展示のみかた ~「キャプション」のはなし~

みなさまこんにちは、いかがお過ごしでしょうか、企画担当Kです。先日Kは休日を利用して新潟市美術館へ行ってきました。芸術の秋ですしね。…いや、実際は季節問わず行っているのですが。

Kはいろんな博物館・科学館・美術館などへ出掛けるのが好きなのですが、美術館へ行くといつも気にしてしまうことがあります。それは、『キャプション』の位置。絵画などの展示の横にある、アレです。作品名や作者、その絵の解説が書かれている、そんなに大きくないアレです。床面からどのくらいの高さにあるのか?展示物との距離は?展示物の右にある?それとも左?…こんなことが気になるのは職業病なのでしょうか(笑)。でも、これ、実は見る人のことを考えて設定されていたりするんです。

展示をつくるとき、つくる側は「どんな人が見てくれるのか?」を考えています。例えば当館の場合、小さなお子さんが多そうな展示のときは位置をいつもより低めに設定します。床面から何cmの高さ?目線の高さがどのくらいになると良いかな?…そんなことを考えながらつくっています。

このような展示計画をどこで学ぶのかというと、大学などで行われている博物館学芸員資格を取得できる課程や、博物館実習(館園実習)で学びます。当館でも毎年博物館実習を行っていて、今年も学芸員資格取得を予定している大学生が野鳥写真の展示に取り組んでくれました。

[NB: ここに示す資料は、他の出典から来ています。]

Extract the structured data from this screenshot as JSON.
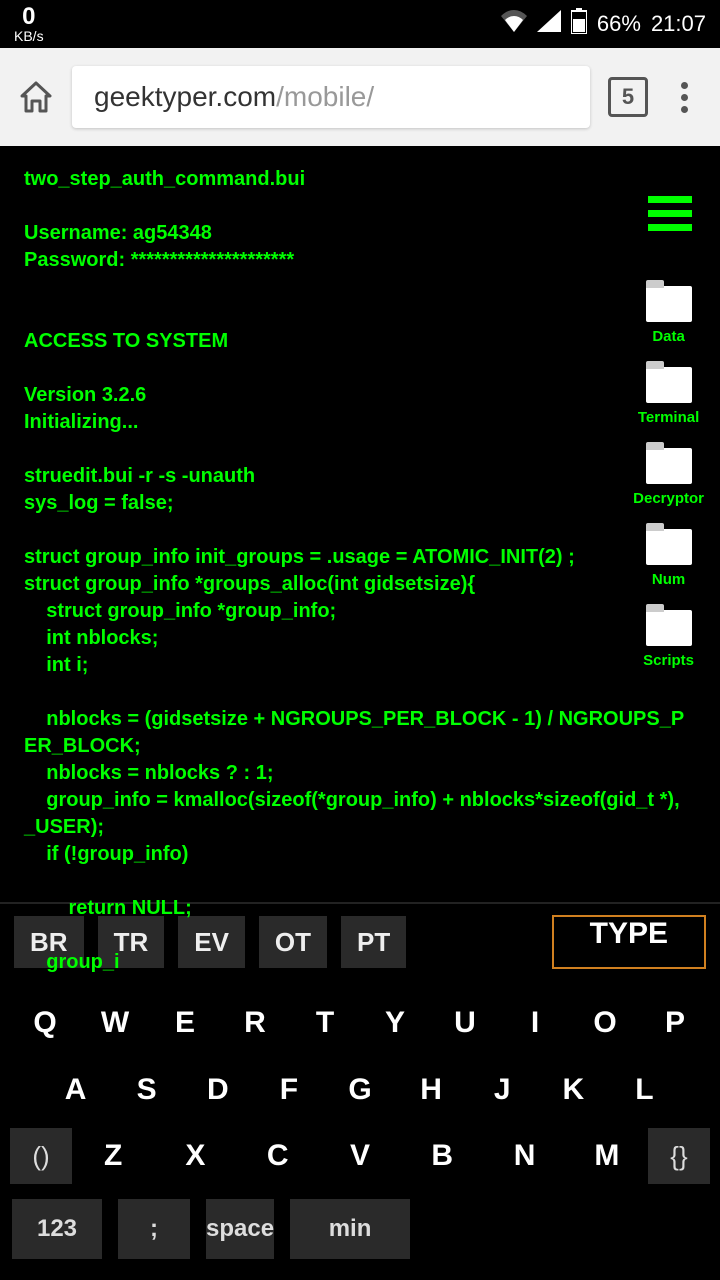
{
  "status": {
    "speed_value": "0",
    "speed_unit": "KB/s",
    "battery": "66%",
    "time": "21:07"
  },
  "browser": {
    "url_domain": "geektyper.com",
    "url_path": "/mobile/",
    "tab_count": "5"
  },
  "terminal": {
    "lines": "two_step_auth_command.bui\n\nUsername: ag54348\nPassword: *********************\n\n\nACCESS TO SYSTEM\n\nVersion 3.2.6\nInitializing...\n\nstruedit.bui -r -s -unauth\nsys_log = false;\n\nstruct group_info init_groups = .usage = ATOMIC_INIT(2) ;\nstruct group_info *groups_alloc(int gidsetsize){\n    struct group_info *group_info;\n    int nblocks;\n    int i;\n\n    nblocks = (gidsetsize + NGROUPS_PER_BLOCK - 1) / NGROUPS_PER_BLOCK;\n    nblocks = nblocks ? : 1;\n    group_info = kmalloc(sizeof(*group_info) + nblocks*sizeof(gid_t *), _USER);\n    if (!group_info)\n\n        return NULL;\n\n    group_i"
  },
  "folders": [
    {
      "label": "Data"
    },
    {
      "label": "Terminal"
    },
    {
      "label": "Decryptor"
    },
    {
      "label": "Num"
    },
    {
      "label": "Scripts"
    }
  ],
  "keyboard": {
    "suggestions": [
      "BR",
      "TR",
      "EV",
      "OT",
      "PT"
    ],
    "type_button": "TYPE",
    "row1": [
      "Q",
      "W",
      "E",
      "R",
      "T",
      "Y",
      "U",
      "I",
      "O",
      "P"
    ],
    "row2": [
      "A",
      "S",
      "D",
      "F",
      "G",
      "H",
      "J",
      "K",
      "L"
    ],
    "row3_left": "()",
    "row3": [
      "Z",
      "X",
      "C",
      "V",
      "B",
      "N",
      "M"
    ],
    "row3_right": "{}",
    "bottom": {
      "numbers": "123",
      "semi": ";",
      "space": "space",
      "min": "min"
    }
  }
}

どこにキャプションを設置すれば読みやすいか?写真はどのくらいの高さが良いだろうか?一生懸命考えて準備してくれていました。11月までは実習生がつくった展示になっています。自然の科学3階にある『鳥屋野潟の野鳥の四季』、ぜひご覧ください。

たった1個の展示キャプションでも、実はそこに展示をつくっている人の意図が込められていたりします。ですので、ぜひ美術館や博物館へお出かけされた際はその内容だけでなく、位置なども気にして見てみてくださいね。